I've written previously about lessons that can be learned from business professionals tasked with leading law firms toward a more profitable future. These professionals bring fresh perspectives and different ideas to the business of law, helping the law firms they serve to find new and innovative ways to run their businesses.
But smaller law firms may not have these sorts of dedicated professionals on staff. This is not to say that smaller law firms don't have access to a wide range of resources for innovative ideas.
In the past, I have written about how small law firms must manage their resources wisely with a particular focus on human capital. In a prior article, I wrote about the need to assure that matters are being staffed by appropriate resources at the appropriate level. However, managing the human resources of a law firm does not just involve how they are staffed and who is doing what task. It also means empowering law firm staff to drive the law firm forward toward a more successful future.

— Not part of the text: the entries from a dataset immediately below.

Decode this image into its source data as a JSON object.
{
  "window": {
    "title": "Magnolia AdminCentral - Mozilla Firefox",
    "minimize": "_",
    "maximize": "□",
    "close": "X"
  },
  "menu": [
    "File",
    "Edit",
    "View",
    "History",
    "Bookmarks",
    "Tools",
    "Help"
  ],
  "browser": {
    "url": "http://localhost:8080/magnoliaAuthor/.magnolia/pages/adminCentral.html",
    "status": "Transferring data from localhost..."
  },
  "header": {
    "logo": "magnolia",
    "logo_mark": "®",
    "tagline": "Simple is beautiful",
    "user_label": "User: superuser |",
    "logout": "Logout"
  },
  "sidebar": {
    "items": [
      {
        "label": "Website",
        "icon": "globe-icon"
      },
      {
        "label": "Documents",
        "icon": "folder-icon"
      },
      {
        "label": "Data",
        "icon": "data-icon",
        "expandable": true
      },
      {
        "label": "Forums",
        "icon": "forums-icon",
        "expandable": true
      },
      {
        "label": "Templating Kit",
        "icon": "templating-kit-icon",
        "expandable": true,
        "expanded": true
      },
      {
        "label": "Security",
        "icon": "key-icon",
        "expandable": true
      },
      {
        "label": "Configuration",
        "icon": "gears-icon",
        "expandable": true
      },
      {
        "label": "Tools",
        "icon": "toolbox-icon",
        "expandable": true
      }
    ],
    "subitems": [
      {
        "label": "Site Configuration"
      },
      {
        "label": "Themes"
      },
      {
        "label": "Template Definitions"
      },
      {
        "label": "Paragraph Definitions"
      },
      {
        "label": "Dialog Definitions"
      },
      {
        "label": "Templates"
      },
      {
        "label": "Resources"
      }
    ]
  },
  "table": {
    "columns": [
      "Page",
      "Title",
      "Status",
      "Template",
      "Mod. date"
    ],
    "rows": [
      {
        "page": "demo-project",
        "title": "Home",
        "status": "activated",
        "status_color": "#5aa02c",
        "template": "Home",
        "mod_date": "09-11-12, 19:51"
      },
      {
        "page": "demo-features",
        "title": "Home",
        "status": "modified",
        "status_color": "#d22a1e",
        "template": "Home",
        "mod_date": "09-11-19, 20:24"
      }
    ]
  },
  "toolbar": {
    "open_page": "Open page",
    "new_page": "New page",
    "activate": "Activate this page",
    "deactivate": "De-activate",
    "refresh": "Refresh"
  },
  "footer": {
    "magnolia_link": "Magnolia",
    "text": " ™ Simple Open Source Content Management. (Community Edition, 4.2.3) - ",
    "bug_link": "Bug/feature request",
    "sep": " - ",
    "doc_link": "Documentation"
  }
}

As we look at the results of the Small Law Firm Business Leaders Report, we see that these business leaders are tasked with a wide variety of jobs, and generally feel supported and empowered to drive what they view as needed change within their law firms. However, they are less convinced the partners at their firms are truly committed to changing the way legal services are delivered to clients.
While 85% of small law firm business leaders agreed with the statement that they are empowered to drive change within their firms; only 21% agreed that there is a strong commitment to changing legal service delivery among the partners. This partial disconnect is further reinforced -- fully 57% of the law firm of small law firm business leaders disagree with the latter statement.
This is how you might think about it in the context of your firm. Would you consider your partners or even yourself to be strongly committed to the idea of changing how you deliver legal services to your clients, even if your clients have not specifically requested certain changes? What are some examples of your commitment?
And perhaps the more difficult question to answer is this: How do you think your staff would answer those questions?
So, would you believe that your staff will agree with you that you are willing to make changes? Are you giving them any reason to believe that you will listen to them and put their ideas into action if they are in the best interest of your clients? Finally, would your staff agree that they are empowered in driving change within your company?
I worry that many firms succumb to the temptation to do things the same way as they've done them in the past and neglect to find innovative solutions for their clients' problems. It is unfortunately part of human nature. This affects how we work. At the same time, even those firms that are interested in trying new things on behalf of their clients may limit the sources of those ideas to their attorneys. In a small law firm with a limited number of people, however, this could greatly restrict the pool of potential ideas to a very small number of people.
However, not all good ideas originate from places we expect.
You might be able to see that we would never have landed in the moon except for one individual who took a leap of faith and went around the chain for support. John Houbolt (a NASA engineer) wrote to NASA in 1961 recommending that a moon landing strategy be called "lunar or orbit rendezvous." Although this was one among three possible lunar-landing strategies being considered by NASA, it was the least likely to ever be used. NASA adopted the lunar orbit rendezvous method to land a man on the Moon less than a year later, thanks in large part because of Houbolt’s advocacy.
NASA could have spent decades pursuing a strategy that was ultimately ineffective for landing man on the moon. NASA leadership may not have been open and willing to consider ideas outside the traditional channels. This incredible event would not have catalyzed innovation, growth and success that spanned the globe.
Houbolt wrote to NASA directors describing himself as "a Voice in the Wilderness."
Let's return our focus to your law firm. Do you have a "voice in the wilderness"? Or, to put it another manner, do your employees feel confident raising their voices in support of new and better ways to get the right answer? Is it possible for your staff to feel empowered and to advocate for change? Do they believe you are dedicated to helping clients get better service?
These are, without any doubt, difficult questions.
So what changes are you open and willing to make? You might consider adopting new technologies, changing your billing system, looking at your workflows to find inefficiencies, and changing how your firm is presented to the public.
Consider new opinions to help you make the right decisions about how to position your law firm for future success. It could be articles from online sources. You could learn from the leaders of other law firms, which may be as large or even larger than yours. It could also be tapping into the knowledge and experience of staff members already employed in your firm.
The truth is that we do not know where the best answers will come from. However, it is important to give them a place to come up, listen to their ideas, and then act when they make an impact on the direction and change you want.
Opinions expressed here are the authors. These views do not reflect the views expressed by Reuters News. Reuters News adheres to the Trust Principles and is committed to integrity. Thomson Reuters Institute, which is owned by Thomson Reuters, operates independently from Reuters News.
Mark Haddad is the current General Manager for the Small Law Firm business of Thomson Reuters. Mark has worked at Thomson Reuters for 17 of his years. Haddad was previously Vice President of the Government Sales and Client Management Channel. Prior to leading the channel, Haddad served as Vice-President of the Corporate Segment in Legal. Haddad started his career in the legal sector as an associate at Oppenheimer Wolff Donnelly, now Fox Rothschild. He specialized in MA and public security work. He earned his J.D. He also received his B.S.B and J.D. degrees from the University of Minnesota Twin Cities in Minneapolis.